At work: People doing something well, being on time with a deliverable, or even just for offering a fun conversation at the coffee pot. As a leader, the worst thing to do is being a “no news is good news” kind of leader: people will not hear from you until something’s the matter. AWFUL! Feel, share, and give gratitude to as many people as possible, for as little or big an action or attitude as you can. It doesn’t cost more – and it pays!!
At home: So many opportunities to notice people you love being good and lovable and savoring your appreciation plus sharing it with them. You can feel gratitude for your pets, for your view, for warmth, for food in the fridge… Lots of gratitude moments to be captured at home.
Friends and extended family: Savor the gratitude you can stop to feel for your friends, for your community, and for your extended family. Notice the good in them and bonus points for expressing it by sharing it with others and, of course, with them directly.
Beauty and excellence: In nature, art, architecture, food, beauty and excellence are everywhere, but if you don’t pay attention, you will miss it. Look for it – notice it – feel gratitude – savor, express, share. It can be grandiose like magnificent sunsets, and it can be small like a sweet little flower hiding among the rocks. It can be a gourmet meal at a restaurant, and it can be a deliciously ripe piece of fruit. It can be a great song on the radio, and it can be the opportunity to see your favorite band in concert. I could go on, but you get the picture…
Take it a step further and capture your gratitude: 5 gratitude enhancing actionable practices
One of the best ways to up your gratitude game is to create a practice of capturing it. Here are five simple ideas you can implement right away – choose one, do them all, anything is a good move to start and increase your gratitude and well-being.
- Write a gratitude journal: Get a notebook and start writing in it every morning and night (or just choose one of them if twice a day feels like too much) what you’re grateful for.
- Count your blessings: I used to do this with my kids – instead of writing what you’re grateful for in a notebook, just say out loud (or think quietly) right before bed what happened that day that you feel gratitude about. We called it “three good things”.
- Write a gratitude letter: Think of a person who had a significant positive impact on your life – even if it was many years ago – and write them a letter about what they did for you and how you appreciate them. Just the act of writing this letter will bring you a greater feeling of well-being, but when you deliver the letter, just imagine the happiness you will create for the other person! Best practice: visit them and read the letter to them before handing it over. Talk about a WOW experience.

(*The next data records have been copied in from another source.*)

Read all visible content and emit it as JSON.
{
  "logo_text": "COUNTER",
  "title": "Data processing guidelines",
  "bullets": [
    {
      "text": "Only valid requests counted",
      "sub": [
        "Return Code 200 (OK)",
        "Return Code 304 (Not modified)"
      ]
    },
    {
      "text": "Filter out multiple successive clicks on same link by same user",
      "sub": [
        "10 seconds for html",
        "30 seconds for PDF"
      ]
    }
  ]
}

- Write thank you notes: Keep a stack of thank you cards in your desk and/or bag and make it a practice that when you FEEL it, you share your gratitude as soon as possible thereafter with the person you appreciated. Write a simple note specifically expressing what you’re grateful about and either hand-deliver it or send it in the post. It’s a lost art and it will instantly make you more special to that person, more memorable, and increase their felt gratitude and your own immensely.
- Keep a “jar of awesome”: An idea I learned from one of my favorite bloggers, podcasters, and authors, Tim Ferriss is the Jar of Awesome. Take a mason jar (any jar will do) and each time you experience gratitude, capture the moment on a small piece of paper, roll it up or fold it small and deposit it into the jar (think fortune cookies). The jar will fill up and whenever you feel a low moment, when things look bleak, pull out some of those notes from the jar and recall those moments fondly. You’ll instantly feel better and rejuvenate your gratitude and well-being.
- Gratitude is good for you, backed by science.
- You can increase your gratitude by slowing down to feel, share, and give it more often.
- Opportunities to be grateful are all around – at work, at home, with friends and family and in every nook and cranny.
- There are many ways to actively capture your gratitude, including via journaling, counting your blessings, writing a gratitude letter and thank you notes, and keeping a jar of awesome.